Eligibility criteria

• Inclusion Criteria:
• • 1. Adult patients age 18 years or older, with a pathologically confirmed diagnosis of AML \[excluding acute promyelocytic leukemia (APL)\] according to WHO criteria. AML may be de novo, or following a prior hematologic disease and/or therapy-related.
• • 2. Patients must have relapsed after or be refractory to at least one course of an intensive chemotherapy regimen, for example anthracycline/cytarabine ("7+3" or daunorubicin and cytarabine liposome). Patients with residual disease on day 13-22 of initial induction chemotherapy are eligible, provided the bone marrow cellularity is ≥ 30% AND bone marrow blasts are ≥ 20%. Hypomethylating agents such as azacitidine or decitabine are allowed as a prior therapy, but are not considered an intensive chemotherapy regimen.
• • 3. Eastern Cooperative Oncology Group performance status of 0-2.
• • 4. Any systemic chemotherapy and any radiotherapy must be completed at least 7 days prior to initiation of protocol therapy, with the exception of hydroxyurea or 6-mercaptopurine for cytoreduction.
• • 5. At least 20% expression of CD33 as determined by flow cytometry or immunohistochemical staining.
• • 6. Adequate renal function, defined as a serum creatinine less than 1.8 mg/dL.
• • 7. Adequate hepatic function, defined as a direct bilirubin less than 2 times the institutional upper limit of normal (ULN) and AST, ALT and Alkaline Phosphatase less than 3 times the ULN.
• • 8. Patients who relapse after allogeneic hematopoietic stem cell transplantation are eligible, provided they are at least 60 days from stem cell infusion, do not have \> grade 1 graft versus host disease, and have been off all immunosuppressive therapy for at least 2 weeks.
• • 9. Female patients of childbearing potential must have a negative pregnancy test and agree to use an adequate method of contraception as defined by the protocol. This must persist through the treatment period until at least 6 months after the last dose of chemotherapy or GO.
• • 10. Male subjects who are able to father children and are having intercourse with females of childbearing potential must also agree to an acceptable method of contraception through the treatment period until at least 3 months after the last dose of chemotherapy or GO, and must refrain from sperm donation during this period.
• • 11. Ability to give written informed consent.
• Exclusion Criteria:
• • 1. Patients with acute promyelocytic leukemia (FAB-M3) or chronic myelogenous leukemia in blast phase.

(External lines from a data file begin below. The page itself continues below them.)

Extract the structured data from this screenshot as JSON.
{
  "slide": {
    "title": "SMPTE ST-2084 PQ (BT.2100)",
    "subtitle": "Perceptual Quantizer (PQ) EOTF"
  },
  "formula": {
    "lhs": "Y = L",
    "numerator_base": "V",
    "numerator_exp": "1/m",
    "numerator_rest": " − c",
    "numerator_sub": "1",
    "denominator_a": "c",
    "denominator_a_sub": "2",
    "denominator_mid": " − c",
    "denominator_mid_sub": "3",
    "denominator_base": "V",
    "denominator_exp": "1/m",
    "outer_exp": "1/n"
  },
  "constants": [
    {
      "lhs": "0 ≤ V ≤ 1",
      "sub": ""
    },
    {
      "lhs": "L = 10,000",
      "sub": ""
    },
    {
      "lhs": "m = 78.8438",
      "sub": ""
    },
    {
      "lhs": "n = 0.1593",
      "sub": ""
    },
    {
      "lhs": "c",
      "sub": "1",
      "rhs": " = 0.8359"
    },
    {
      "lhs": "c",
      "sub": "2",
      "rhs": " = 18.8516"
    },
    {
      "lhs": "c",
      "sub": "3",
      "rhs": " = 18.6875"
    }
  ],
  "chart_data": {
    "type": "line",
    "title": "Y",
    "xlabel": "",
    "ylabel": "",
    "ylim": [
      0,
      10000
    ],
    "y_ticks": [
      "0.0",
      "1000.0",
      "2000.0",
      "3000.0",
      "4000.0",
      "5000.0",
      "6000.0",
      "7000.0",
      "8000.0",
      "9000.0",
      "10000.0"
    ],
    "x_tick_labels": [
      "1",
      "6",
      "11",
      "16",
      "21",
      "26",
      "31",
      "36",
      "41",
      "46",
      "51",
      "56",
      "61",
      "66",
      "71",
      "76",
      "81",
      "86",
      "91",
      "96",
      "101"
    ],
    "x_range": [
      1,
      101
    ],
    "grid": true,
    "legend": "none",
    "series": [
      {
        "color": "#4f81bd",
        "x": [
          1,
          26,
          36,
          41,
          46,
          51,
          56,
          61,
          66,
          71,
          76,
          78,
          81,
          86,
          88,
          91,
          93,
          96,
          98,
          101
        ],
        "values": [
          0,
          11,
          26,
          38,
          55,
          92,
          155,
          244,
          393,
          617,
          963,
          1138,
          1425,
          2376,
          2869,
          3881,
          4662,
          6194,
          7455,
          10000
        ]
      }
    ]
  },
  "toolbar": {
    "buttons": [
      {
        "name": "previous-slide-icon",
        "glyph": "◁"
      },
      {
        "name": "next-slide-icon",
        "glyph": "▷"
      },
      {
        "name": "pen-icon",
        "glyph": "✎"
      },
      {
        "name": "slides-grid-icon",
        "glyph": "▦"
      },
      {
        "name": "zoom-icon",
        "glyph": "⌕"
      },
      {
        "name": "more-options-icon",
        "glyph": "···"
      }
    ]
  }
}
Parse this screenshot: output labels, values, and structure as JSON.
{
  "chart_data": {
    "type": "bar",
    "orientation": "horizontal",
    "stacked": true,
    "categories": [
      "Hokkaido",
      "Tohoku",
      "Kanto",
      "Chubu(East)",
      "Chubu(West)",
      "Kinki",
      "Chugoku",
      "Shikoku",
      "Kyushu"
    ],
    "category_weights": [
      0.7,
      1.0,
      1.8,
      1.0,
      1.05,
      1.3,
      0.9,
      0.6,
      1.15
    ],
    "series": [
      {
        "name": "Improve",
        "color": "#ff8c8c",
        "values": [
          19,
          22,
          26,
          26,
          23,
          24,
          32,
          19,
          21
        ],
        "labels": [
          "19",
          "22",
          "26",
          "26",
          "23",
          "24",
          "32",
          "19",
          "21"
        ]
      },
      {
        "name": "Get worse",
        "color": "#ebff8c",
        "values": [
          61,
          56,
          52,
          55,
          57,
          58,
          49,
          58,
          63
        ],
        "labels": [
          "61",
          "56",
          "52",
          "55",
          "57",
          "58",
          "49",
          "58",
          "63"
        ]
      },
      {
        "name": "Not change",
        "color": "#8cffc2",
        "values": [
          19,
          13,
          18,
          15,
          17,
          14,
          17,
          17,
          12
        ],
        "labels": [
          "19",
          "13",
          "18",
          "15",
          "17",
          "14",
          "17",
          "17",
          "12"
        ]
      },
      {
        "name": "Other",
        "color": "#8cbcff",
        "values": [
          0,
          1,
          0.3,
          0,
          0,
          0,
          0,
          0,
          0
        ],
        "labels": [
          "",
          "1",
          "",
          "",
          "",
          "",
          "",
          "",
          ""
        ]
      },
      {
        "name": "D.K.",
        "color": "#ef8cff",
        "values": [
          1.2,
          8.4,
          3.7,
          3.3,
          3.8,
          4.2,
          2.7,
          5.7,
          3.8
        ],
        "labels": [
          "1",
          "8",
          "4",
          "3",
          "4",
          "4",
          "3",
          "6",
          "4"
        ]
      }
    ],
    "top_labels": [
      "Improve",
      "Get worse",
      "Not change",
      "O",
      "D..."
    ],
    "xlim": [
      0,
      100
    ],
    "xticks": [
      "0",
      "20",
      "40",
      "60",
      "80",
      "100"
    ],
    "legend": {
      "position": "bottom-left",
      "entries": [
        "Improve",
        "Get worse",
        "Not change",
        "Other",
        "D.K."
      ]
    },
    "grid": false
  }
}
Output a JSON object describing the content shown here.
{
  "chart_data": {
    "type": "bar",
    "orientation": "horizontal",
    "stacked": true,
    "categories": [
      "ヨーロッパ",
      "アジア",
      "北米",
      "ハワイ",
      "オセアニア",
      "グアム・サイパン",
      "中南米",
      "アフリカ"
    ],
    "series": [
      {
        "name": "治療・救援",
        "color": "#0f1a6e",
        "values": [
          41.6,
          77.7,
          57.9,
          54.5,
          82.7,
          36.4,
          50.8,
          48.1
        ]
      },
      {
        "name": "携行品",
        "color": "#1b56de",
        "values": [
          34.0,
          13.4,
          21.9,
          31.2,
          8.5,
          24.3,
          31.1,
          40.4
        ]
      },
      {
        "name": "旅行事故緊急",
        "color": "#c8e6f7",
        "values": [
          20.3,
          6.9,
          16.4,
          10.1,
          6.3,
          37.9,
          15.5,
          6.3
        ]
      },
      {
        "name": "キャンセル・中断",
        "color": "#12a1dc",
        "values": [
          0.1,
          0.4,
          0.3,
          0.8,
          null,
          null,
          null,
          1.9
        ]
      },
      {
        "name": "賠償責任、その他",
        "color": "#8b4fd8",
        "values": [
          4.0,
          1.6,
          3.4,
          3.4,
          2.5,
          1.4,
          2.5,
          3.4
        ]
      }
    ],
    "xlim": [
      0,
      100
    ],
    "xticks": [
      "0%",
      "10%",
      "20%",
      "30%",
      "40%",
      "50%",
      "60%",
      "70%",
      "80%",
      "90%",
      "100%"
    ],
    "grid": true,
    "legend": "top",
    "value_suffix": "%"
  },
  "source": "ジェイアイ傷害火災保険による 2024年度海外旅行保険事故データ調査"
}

• • 2. Isolated myeloid sarcoma. Patients must have marrow involvement with AML to enter the study.
• • 3. Patients with known active AML involvement of the central nervous system.
• • 4. Prior treatment with gemtuzumab ozogamicin or cladribine for AML. Prior treatment with cytarabine is permitted.
• • 5. As patients will be receiving G-CSF prior to chemotherapy, patients presenting with symptomatic leukostasis (as judged by the investigator) are excluded. Hydroxyurea, 6-mercaptopurine and/or leukapheresis for blast count control (see inclusion criterion #4) for patients with asymptomatic hyperleukocytosis is permitted before starting treatment, but must be stopped for at least 24 hours prior to starting protocol treatment.
• • 6. Active uncontrolled infection. Patients on prophylactic antibacterial, antifungal, and/or antiviral agents and patients whose infections are controlled with these agents are eligible.
• • 7. Known active hepatitis B or C or other known active hepatic disorder.
• • 8. Any history of veno-occlusive disease (VOD)/sinusoidal obstruction syndrome (SOS).
• • 9. Active concurrent malignancy, unless disease-free for at least 3 years. Subjects with treated non-melanoma skin cancer, in situ carcinoma or cervical intraepithelial neoplasia, regardless of the disease-free duration, are eligible for this study if definitive treatment for the condition has been completed. Patients with organ-confined prostate cancer with no evidence of recurrent or progressive disease are eligible if hormonal therapy has been initiated or the malignancy has been treated surgically or with definitive radiotherapy.
• • 10. Uncontrolled intercurrent illness including, but not limited to, symptomatic congestive heart failure, unstable angina pectoris, cardiac arrhythmia, or psychiatric illness/social situations that per investigator's judgment would limit compliance with study requirements.